Martine, who I vaguely know and greatly admire, would probably be first to say she wouldn’t have the management skills. Which, to my mind, makes her a better fit than someone who confidently claims they do. The BBC can’t be “fixed”, but it does need to be steered, and preferably by someone who can smell a scandal when it begins festering in the sewers beneath the make-up department, not after it’s got in the lift and started wandering around the canteen.
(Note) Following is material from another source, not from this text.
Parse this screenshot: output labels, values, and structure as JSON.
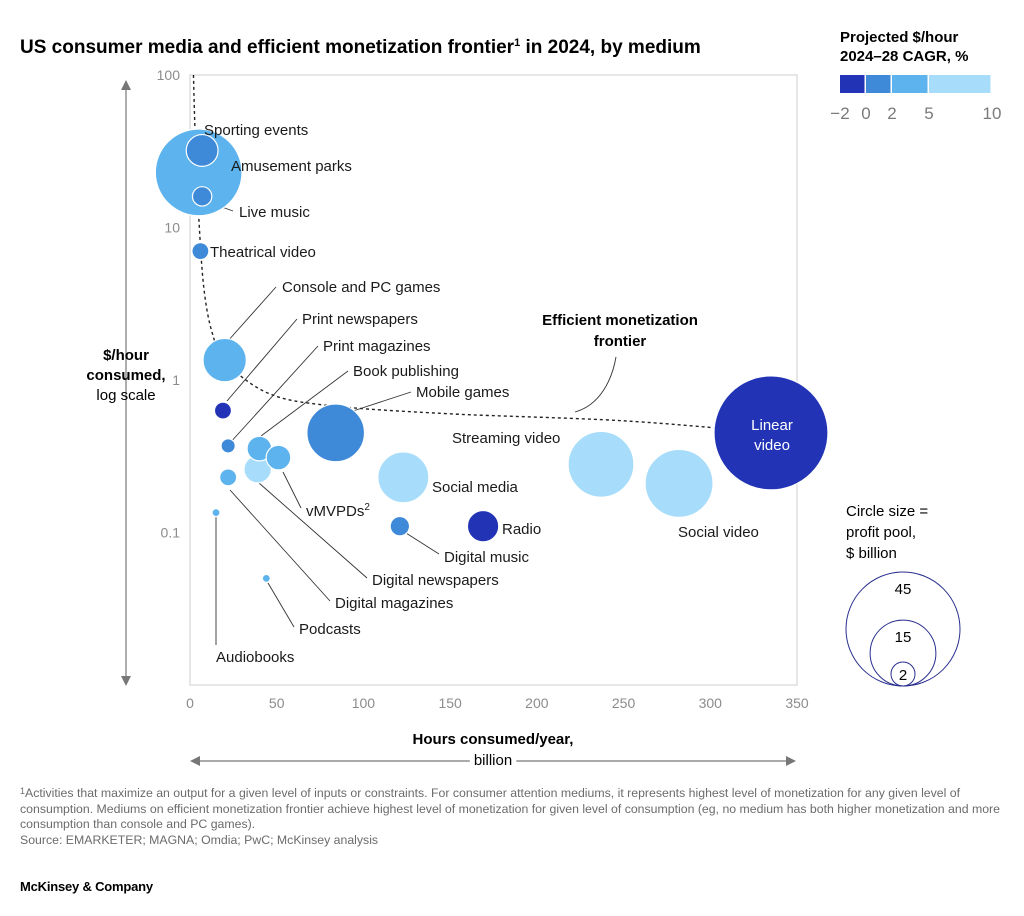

She would of course need help, and Auntie has a lot of talent to call on. It could, for example, start getting its money’s worth out of Graham Norton, and post him on the reception desk to answer phones, run the security checks, and probably anchor a new reality show while he’s at it. Seeing him deal with J-Lo when she refuses to put her bag through the scanner would be a prime-time delight.

It’s a highly-political job, of course, and Martine would have more knives in her back than a hedgehog has prickles. So new BBC wunderkind Alan Carr should be her No2, deftly picking off enemies, strategising, and deflecting criticism with a mince and a roll of his eyes. Tess Daly is looking for work, so send her to the Culture Select Committee and No10 to charm the politicians with meaningless shoulder pats and a big smile.

Some might think I’m joking – but not really. The BBC has never had a woman in charge. It’s had repeated sex scandals, pay scandals, reporting scandals, yet never felt that a female journalist might be the solution – or at the very least a better image – than institutionalised men who, history shows, have been more inclined to cover up than to come clean quickly.

Martine is – like thousands of her colleagues – balanced, fair, kind, sane, and fully aware of the responsibilities the BBC has to the nation and its audience. And the fact that anyone who has those values would be considered a “joke” candidate is the root of the BBC’s real problem. It’s so important a role, so vital an organisation, that it simply must be given to someone who couldn’t cut it in a cat salon.

Or at least, that’s what all the other couldn’t-do-a-proper-job people who appoint each other seem to think. It’s why D-Gs get knighthoods and a monthly pay packet that most BBC staff don’t see in a year. Only when the BBC stops giving top jobs to ‘one of the boys’ will it be able to stop writing headlines about its own failures.